The Return of Decadent ’80s Flowers
Styles from Manhattan’s age of excess — from explosive more-is-more arrangements to humble baby’s breath and tacky tropicals — are relevant again, nearly four decades later.

2018 is shaping up to be the year of the anthurium, formerly a lead contender for world’s most despised flower. Should you need reminding, the anthurium is that plastic-y looking plant with a fingerlike spadix rising out of a flat shiny red bract, which has been referred to, for reasons that require no explanation, as “penis on a platter.” This controversial flower is just one of a host of formerly derided flora being reclaimed from the slush pile of floristry.
Plants long forbidden in tasteful circles — tropicals like birds of paradise, protea, palm fronds and monstera leaves; cheap romance-and-restaurant stalwarts like tea roses, carnations and baby’s breath; and even that overused signifier of banal good taste, the orchid — are all being lovingly and brazenly revived.
As diverse as they are, they have something in common. The last time they were fashionable was in the 1980s — specifically in Manhattan, the city where countless floral trends are born, and perish.
In his studio, the photographer Robert Mapplethorpe turned tropical blooms into icons of sexuality. Isolating specimens against similar backdrops to the ones he used for his nude portraiture, he regarded the smooth skin of a calla lily or the hard veins of an anthurium with the same deliberate attention as he would the flesh of a well-sculpted male body. Likewise, these sculptural blooms could also be found springing from glossy black vessels at party spots like Mr. Chow and nightclubs like Studio 54, signaling a similar sexual decadence. Uptown, flowers were mostly used to convey a different kind of excess — that of money and all the glamour it could buy. At competitively lavish weddings and charity events, and at restaurants like Le Cirque or La Goulue, the arrangements were epically overscale, not unlike the hair, shoulder pads and spending habits of the women who populated this “Bonfire of the Vanities” version of New York. These floral extravaganzas were joyous, Easter-hued creations loaded with whatever was showiest: Stargazer lilies, lilacs, hothouse roses, birds of paradise, explosive yellow forsythia, fragrant eucalyptus shoots and skyscraping, arthritic-seeming branches, often all at once. “Excess piled on top of opulence,” recalls Charles Masson, whose elegant large-scale odes to the seasons for his family’s uptown restaurant, La Grenouille (which he now creates at Majorelle), likely inspired this look. “Trends,” says Masson, “are always signs of the times.”

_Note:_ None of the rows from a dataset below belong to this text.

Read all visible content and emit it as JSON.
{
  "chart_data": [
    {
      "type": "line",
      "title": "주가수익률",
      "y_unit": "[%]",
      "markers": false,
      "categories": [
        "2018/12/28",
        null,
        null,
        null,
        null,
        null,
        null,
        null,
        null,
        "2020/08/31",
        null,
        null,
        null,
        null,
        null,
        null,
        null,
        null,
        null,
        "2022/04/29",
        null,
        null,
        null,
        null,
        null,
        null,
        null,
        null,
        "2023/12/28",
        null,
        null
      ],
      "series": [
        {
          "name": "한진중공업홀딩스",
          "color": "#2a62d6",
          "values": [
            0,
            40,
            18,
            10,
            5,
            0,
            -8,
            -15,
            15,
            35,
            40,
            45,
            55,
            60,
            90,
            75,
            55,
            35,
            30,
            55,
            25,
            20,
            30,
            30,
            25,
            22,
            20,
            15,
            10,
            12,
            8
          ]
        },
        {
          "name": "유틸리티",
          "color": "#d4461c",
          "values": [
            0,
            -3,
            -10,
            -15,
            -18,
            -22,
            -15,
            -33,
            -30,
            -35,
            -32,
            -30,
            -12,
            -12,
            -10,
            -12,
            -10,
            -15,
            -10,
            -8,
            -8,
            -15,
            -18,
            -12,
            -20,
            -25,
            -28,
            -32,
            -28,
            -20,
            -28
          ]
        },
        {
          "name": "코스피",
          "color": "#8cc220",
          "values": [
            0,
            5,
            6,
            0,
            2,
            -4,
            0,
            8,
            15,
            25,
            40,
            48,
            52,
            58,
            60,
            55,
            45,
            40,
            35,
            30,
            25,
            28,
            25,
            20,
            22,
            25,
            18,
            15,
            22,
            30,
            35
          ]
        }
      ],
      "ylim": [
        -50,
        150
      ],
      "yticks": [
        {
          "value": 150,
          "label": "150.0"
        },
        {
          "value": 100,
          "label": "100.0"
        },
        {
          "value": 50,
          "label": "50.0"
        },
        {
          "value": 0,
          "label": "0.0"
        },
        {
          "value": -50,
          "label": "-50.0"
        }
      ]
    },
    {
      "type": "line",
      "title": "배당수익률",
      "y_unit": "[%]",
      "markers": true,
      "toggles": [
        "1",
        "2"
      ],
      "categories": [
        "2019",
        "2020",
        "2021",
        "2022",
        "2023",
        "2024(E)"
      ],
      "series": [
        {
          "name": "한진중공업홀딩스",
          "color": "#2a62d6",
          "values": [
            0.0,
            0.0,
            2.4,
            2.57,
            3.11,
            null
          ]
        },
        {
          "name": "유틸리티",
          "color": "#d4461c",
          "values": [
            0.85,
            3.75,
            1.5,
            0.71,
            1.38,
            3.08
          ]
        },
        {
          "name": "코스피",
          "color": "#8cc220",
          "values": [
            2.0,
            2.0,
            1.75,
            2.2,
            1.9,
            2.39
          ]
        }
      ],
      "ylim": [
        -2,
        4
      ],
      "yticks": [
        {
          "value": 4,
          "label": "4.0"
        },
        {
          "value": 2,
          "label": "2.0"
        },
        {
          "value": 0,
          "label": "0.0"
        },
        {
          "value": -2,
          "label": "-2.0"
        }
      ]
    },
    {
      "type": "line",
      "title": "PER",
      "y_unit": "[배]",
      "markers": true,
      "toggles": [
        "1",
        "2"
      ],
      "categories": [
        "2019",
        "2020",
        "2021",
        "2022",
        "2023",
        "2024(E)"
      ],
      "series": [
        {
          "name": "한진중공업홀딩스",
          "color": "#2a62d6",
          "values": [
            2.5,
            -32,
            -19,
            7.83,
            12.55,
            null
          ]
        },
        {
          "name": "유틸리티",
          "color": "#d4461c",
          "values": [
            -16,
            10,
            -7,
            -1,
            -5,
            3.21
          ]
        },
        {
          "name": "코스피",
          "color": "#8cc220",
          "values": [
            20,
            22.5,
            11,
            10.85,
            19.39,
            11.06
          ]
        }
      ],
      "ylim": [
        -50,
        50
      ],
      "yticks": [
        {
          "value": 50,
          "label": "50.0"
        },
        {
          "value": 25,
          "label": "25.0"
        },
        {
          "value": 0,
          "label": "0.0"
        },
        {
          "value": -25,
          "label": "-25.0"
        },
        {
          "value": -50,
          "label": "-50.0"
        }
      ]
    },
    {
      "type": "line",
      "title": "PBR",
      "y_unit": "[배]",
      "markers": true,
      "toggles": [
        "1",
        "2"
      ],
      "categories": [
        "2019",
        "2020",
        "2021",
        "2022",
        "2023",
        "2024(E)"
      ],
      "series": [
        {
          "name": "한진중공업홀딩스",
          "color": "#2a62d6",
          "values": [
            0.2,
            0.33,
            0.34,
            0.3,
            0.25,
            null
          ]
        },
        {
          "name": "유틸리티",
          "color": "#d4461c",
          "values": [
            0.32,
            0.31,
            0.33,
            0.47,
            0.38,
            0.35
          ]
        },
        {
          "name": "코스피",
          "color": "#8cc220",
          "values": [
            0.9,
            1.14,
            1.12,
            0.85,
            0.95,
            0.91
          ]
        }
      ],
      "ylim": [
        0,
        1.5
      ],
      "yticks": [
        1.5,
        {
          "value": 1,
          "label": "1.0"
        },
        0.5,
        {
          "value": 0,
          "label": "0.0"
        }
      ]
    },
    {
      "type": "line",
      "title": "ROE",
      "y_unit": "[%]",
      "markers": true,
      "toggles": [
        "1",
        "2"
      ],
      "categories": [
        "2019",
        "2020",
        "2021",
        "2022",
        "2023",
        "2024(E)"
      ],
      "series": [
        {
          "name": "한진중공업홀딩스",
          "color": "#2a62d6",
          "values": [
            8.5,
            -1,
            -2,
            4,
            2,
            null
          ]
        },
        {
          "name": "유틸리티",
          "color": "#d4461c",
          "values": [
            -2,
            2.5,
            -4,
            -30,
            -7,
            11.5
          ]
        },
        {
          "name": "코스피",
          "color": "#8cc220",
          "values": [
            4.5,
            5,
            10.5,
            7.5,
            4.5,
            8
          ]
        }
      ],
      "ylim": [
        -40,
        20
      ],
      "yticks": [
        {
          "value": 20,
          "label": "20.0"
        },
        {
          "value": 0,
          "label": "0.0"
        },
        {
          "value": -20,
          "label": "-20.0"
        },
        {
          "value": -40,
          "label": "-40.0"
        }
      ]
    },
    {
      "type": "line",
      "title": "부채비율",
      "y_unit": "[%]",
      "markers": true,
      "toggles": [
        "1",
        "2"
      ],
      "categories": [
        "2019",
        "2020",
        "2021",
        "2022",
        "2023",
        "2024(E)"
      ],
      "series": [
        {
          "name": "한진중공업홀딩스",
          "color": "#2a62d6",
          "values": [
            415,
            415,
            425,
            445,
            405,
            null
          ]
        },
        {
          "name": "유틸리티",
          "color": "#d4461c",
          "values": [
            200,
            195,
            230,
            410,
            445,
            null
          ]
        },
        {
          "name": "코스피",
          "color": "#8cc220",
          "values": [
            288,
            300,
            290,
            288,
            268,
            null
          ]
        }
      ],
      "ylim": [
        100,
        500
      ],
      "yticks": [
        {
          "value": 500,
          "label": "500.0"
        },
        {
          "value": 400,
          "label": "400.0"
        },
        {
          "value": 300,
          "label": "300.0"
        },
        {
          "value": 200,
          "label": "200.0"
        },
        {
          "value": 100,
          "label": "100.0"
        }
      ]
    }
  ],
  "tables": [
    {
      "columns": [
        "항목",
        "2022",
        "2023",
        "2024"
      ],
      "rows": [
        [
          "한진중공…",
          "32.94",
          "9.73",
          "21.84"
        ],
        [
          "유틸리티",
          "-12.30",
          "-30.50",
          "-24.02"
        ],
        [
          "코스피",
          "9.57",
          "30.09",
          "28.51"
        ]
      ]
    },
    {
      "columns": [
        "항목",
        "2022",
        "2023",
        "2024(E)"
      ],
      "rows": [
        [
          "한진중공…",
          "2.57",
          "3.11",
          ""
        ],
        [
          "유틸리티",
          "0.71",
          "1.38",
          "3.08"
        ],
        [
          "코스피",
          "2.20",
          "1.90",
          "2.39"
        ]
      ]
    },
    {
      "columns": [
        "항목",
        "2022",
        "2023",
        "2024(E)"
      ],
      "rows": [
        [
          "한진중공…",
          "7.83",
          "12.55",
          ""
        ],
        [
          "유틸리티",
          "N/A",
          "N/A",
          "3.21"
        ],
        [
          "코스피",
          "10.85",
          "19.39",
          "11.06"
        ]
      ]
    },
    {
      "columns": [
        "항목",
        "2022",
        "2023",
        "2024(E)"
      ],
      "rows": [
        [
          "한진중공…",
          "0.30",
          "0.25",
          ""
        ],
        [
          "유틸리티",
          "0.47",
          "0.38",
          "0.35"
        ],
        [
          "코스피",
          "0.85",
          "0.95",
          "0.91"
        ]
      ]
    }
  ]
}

But times change, bubbles burst and eventually the creative center of New York shifted from Manhattan lofts to the psychic farmscape of Brooklyn. In turn, the floral style began to mirror the food movement: homespun fantasies of nature’s seasonal delicacies. At wildflower-strewn weddings and in Dutch-still-life-inspired bouquets, the flowers were always exquisite, but also always very polite, chaste even.
Some of the most forward-thinking florists right now — Brrch and Metaflora in New York, Fjura in London and Muse in Paris — are channeling the unabashedly sexy and even vulgar brashness of the ’80s, albeit with an anarchic, surreal and even unsettling edge. They are turning the limiting ideals of good taste on its head to embrace the variety flowers can offer, and how they can make us feel and see in new ways. Consider arrangements such as flesh-pink anthurium bedazzled with fake pearls splayed around orchids dyed in a rainbow of spun-sugar pastels or gold spray-painted palm leaves paired with great arches of mauve-colored ostrich feathers. “Why do flowers always have to be pretty?” says Brittany Asch of Brrch, who designed the arrangements shown here. “I want to elevate things that disgust people, so that they have to look again and reconsider them. Nature is so much bigger than pretty.”
These powerful floral riffs make provocative partners of nature and artifice, irony and earnestness, politics and escapism, even utter simplicity and vulgar excess. Why make binary choices when you can turn these distinctions on their head? These are ephemeral creations challenging us to open our minds to new definitions of beauty, and in turn to love more tolerantly, freely and diversely. As Masson says, it’s a sign of the times.